Her voice had become one of the background noises of the house, like the crickets and the crows. And when it had fallen silent, Jocelyn had been surprised and a little dismayed. He wouldn’t go so far as to say that he missed it; the absence was simply disconcerting, that was all.

‘You know how she admires you,’ Madeleine had said. ‘And she’ll be no trouble. You can leave her with Mrs Herapath, or if she isn’t at home, just put her on the bench outside the courthouse; she’ll be in her element. There’s always plenty to see on market day.’

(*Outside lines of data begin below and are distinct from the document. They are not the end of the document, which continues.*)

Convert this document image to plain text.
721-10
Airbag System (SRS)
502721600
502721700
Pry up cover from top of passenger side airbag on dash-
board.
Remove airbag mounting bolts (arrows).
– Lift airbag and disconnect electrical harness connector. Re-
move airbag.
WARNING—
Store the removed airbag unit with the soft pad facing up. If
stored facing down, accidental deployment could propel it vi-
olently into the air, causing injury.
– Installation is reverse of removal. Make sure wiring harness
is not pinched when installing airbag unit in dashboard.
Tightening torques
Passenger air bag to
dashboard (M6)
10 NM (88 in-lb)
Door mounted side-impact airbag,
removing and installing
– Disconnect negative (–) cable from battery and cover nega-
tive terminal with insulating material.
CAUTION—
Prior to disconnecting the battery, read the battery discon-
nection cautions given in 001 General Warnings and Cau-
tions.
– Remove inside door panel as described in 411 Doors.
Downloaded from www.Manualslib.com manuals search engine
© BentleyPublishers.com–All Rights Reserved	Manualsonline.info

And since it was Madeleine who asked, of course Jocelyn had given in. ‘I should be delighted,’ he had said. And Madeleine had given him a wry smile, for she had known that he was lying.

The prospect of being alone with Sophie filled him with apprehension. He knew that he was not good with children. And this child alarmed him more than most. She did not at all conform to his notion of what a little girl should be.

The first time they had met, she had managed to stay silent for no more than two minutes before politely asking why bamboo grows so much bigger than other grasses, and how did the Cockpits get their name, and what is the plural of mongoose?

He had fled. He had feared for his books and his privacy, and perhaps also for himself, in some way that he did not entirely understand.

But now he was worried because she was not bombarding him with questions. She sat very straight, with her splinted leg sticking out in front and one thin hand clutching the guardrail, while the other held a book on her lap. Tucked beneath her arm was the ever-present toy donkey.